Can someone explain why table()doesn't work inside a chain of dplyr-magrittr piped operations? Here's a simple reprex:

tibble(
  type = c("Fast", "Slow", "Fast", "Fast", "Slow"),
  colour = c("Blue", "Blue", "Red", "Red", "Red")
) %>% table(.$type, .$colour)

Error in sort.list(y) : 'x' must be atomic for 'sort.list' Have you called 'sort' on a list?

But this works of course:

df <- tibble(
  type = c("Fast", "Slow", "Fast", "Fast", "Slow"),
  colour = c("Blue", "Blue", "Red", "Red", "Red")
) 

table(df$type, df$colour)


       Blue Red
  Fast    1   2
  Slow    1   1

回答1:

This behavior is by design: https://github.com/tidyverse/magrittr/blob/00a1fe3305a4914d7c9714fba78fd5f03f70f51e/README.md#re-using-the-placeholder-for-attributes

Since you don't have a . on it's own, the tibble is still being passed as the first parameter so it's really more like

... %>% table(., .$type, .$colour)

The official magrittr work-around is to use curly braces

... %>% {table(.$type, .$colour)}


回答2:

The %>% operator in dplyr is actually imported from magrittr.
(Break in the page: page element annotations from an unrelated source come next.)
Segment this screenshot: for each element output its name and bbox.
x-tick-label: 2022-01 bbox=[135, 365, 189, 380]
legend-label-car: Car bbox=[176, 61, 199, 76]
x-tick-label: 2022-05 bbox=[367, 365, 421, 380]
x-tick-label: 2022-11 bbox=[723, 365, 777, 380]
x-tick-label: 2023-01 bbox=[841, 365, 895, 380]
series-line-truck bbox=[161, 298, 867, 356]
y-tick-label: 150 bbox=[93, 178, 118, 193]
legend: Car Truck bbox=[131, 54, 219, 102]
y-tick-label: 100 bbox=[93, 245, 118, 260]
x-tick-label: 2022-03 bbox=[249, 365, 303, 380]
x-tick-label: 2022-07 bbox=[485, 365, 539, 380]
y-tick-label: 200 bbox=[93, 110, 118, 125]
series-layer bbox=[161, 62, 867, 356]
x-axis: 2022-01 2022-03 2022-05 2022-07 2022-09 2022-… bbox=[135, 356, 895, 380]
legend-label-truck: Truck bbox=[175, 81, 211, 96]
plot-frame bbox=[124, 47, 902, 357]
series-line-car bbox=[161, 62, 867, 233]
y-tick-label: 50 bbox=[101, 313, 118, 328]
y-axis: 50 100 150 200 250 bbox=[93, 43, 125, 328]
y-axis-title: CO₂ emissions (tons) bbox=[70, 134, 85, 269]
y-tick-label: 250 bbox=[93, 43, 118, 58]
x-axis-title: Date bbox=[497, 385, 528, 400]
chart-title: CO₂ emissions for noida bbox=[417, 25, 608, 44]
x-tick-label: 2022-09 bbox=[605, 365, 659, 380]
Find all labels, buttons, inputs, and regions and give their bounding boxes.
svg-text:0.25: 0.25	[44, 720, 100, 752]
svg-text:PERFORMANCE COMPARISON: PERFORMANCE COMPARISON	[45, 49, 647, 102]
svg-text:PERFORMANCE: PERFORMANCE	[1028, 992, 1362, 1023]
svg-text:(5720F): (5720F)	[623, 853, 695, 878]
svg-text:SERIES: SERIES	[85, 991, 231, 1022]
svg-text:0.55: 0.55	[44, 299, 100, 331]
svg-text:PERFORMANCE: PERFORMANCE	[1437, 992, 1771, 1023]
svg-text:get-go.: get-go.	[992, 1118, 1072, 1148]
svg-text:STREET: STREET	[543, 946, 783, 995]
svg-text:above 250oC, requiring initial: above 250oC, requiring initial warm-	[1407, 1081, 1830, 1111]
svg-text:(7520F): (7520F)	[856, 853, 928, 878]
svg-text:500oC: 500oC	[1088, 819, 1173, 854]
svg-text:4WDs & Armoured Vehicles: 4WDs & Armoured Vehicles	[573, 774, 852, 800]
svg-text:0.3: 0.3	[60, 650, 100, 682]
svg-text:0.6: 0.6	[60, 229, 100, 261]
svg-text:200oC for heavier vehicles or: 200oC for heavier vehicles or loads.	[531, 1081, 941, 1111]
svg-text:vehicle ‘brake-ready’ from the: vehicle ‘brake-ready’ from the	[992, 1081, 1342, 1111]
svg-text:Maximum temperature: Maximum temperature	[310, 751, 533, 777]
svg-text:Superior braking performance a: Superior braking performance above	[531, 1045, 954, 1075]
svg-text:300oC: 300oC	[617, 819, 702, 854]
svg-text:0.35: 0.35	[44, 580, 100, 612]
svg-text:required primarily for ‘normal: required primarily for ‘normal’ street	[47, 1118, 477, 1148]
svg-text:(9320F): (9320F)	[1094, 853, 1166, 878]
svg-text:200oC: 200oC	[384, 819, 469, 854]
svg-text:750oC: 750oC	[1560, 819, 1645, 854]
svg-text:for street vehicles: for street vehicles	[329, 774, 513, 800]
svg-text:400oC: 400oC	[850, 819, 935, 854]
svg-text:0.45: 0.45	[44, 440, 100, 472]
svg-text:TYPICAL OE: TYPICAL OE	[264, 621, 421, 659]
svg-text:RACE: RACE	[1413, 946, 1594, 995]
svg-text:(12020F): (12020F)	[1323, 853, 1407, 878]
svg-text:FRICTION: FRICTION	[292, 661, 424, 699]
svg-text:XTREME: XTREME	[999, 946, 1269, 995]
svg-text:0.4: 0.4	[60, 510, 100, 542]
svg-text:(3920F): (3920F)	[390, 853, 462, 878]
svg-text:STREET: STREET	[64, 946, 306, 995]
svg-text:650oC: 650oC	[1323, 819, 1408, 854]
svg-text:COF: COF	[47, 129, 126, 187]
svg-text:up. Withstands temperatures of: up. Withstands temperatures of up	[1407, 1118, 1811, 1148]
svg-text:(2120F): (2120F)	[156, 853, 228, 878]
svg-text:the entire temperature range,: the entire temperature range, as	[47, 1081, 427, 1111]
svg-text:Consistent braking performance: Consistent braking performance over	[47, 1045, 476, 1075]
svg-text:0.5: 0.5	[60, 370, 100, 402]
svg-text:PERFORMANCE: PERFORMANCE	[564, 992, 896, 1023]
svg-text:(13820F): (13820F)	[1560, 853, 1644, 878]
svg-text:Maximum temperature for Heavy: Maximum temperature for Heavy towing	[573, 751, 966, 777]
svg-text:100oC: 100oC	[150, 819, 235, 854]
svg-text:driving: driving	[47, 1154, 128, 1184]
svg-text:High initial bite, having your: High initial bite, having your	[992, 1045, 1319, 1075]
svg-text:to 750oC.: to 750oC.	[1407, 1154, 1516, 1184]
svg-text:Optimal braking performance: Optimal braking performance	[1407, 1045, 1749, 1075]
With magrittr, we can also use the %$% operator, which exposes the names from the previous expression:

library(tidyverse)
library(magrittr)

tibble(
  type = c("Fast", "Slow", "Fast", "Fast", "Slow"),
  colour = c("Blue", "Blue", "Red", "Red", "Red")
) %$% table(type, colour)

Output:

      colour
type   Blue Red
  Fast    1   2
  Slow    1   1


回答3:

I've taken to using with(table(...)) like this:

tibble(type = c("Fast", "Slow", "Fast", "Fast", "Slow"),
       colour = c("Blue", "Blue", "Red", "Red", "Red")) %>% 
  with(table(type, colour))

And similar to the way we might read %>% as "and then" I would read that as "and then with that data make this table".